This was in my inbox today:
Wonder makes everything porous
all available light.
- Carrie Newcomer
I once took part in a group based on the teachings of Parker Palmer and one of the leaders spoke often about staying open to wonder. Instead of criticism, anger, fear, etc we were encouraged to be in wonder. To wonder where a feeling was coming from, to wonder what would happen if...., to simply wonder instead of judge.
I had sort of forgotten that whole idea and then Carrie sent out this post. She does a lot of work with Parker, probably why I love them both so much. I had a terrible morning today and kind of let myself wallow in it. I noticed how sad I was feeling in the house, never mind all the overwhelm that I often feel. Ick. Sick and tired of it all, I went out to run errands and for whatever reason felt okay again when I got home. I am learning that there is no rhyme or reason to these feelings, nothing I can do to change them really. Sometimes going to work or to a yoga class changes things, but not always.

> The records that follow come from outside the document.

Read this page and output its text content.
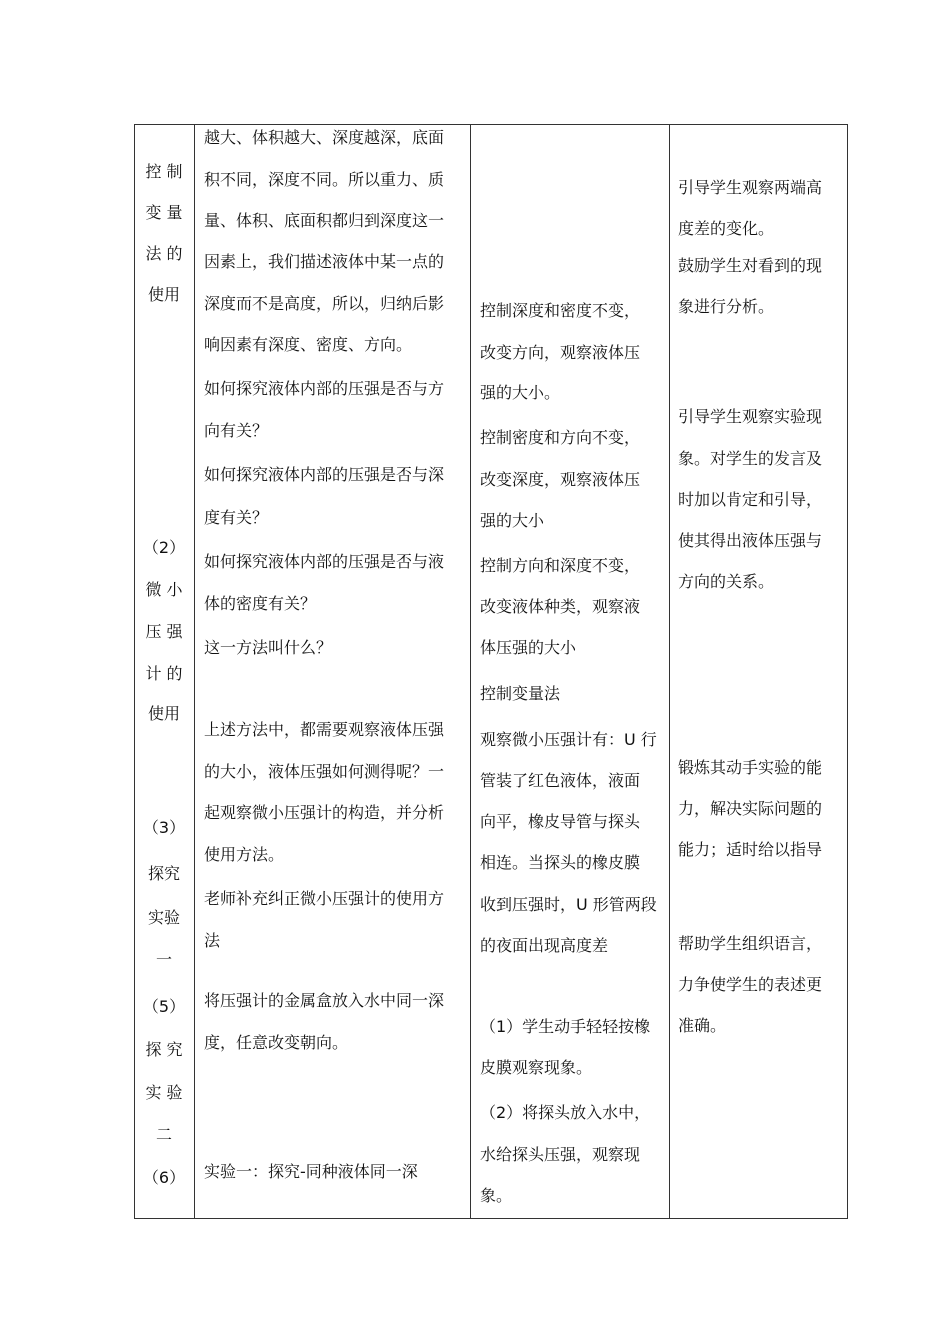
控 制
变 量
法 的
使用
（2）
微 小
压 强
计 的
使用
（3）
探究
实验
一
（5）
探 究
实 验
二
（6）
越大、体积越大、深度越深，底面
积不同，深度不同。所以重力、质
量、体积、底面积都归到深度这一
因素上，我们描述液体中某一点的
深度而不是高度，所以，归纳后影
响因素有深度、密度、方向。
如何探究液体内部的压强是否与方
向有关？
如何探究液体内部的压强是否与深
度有关？
如何探究液体内部的压强是否与液
体的密度有关？
这一方法叫什么？
上述方法中，都需要观察液体压强
的大小，液体压强如何测得呢？一
起观察微小压强计的构造，并分析
使用方法。
老师补充纠正微小压强计的使用方
法
将压强计的金属盒放入水中同一深
度，任意改变朝向。
实验一：探究-同种液体同一深
控制深度和密度不变，
改变方向，观察液体压
强的大小。
控制密度和方向不变，
改变深度，观察液体压
强的大小
控制方向和深度不变，
改变液体种类，观察液
体压强的大小
控制变量法
观察微小压强计有：U 行
管装了红色液体，液面
向平，橡皮导管与探头
相连。当探头的橡皮膜
收到压强时，U 形管两段
的夜面出现高度差
（1）学生动手轻轻按橡
皮膜观察现象。
（2）将探头放入水中，
水给探头压强，观察现
象。
引导学生观察两端高
度差的变化。
鼓励学生对看到的现
象进行分析。
引导学生观察实验现
象。对学生的发言及
时加以肯定和引导，
使其得出液体压强与
方向的关系。
锻炼其动手实验的能
力，解决实际问题的
能力；适时给以指导
帮助学生组织语言，
力争使学生的表述更
准确。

So, I got home and was reminded of Wonder. I wonder what will come from all of this? I wonder if I am growing stronger? I wonder how much more open to life and love I am now? I wonder where I will be at this time next year? I wonder if pain is simply a part of life, to be experienced not avoided? I wonder what happens when I simply let it be? I wonder....and as I wondered I realized that I felt the light again...deep breath. I can do this. Today, I can do this.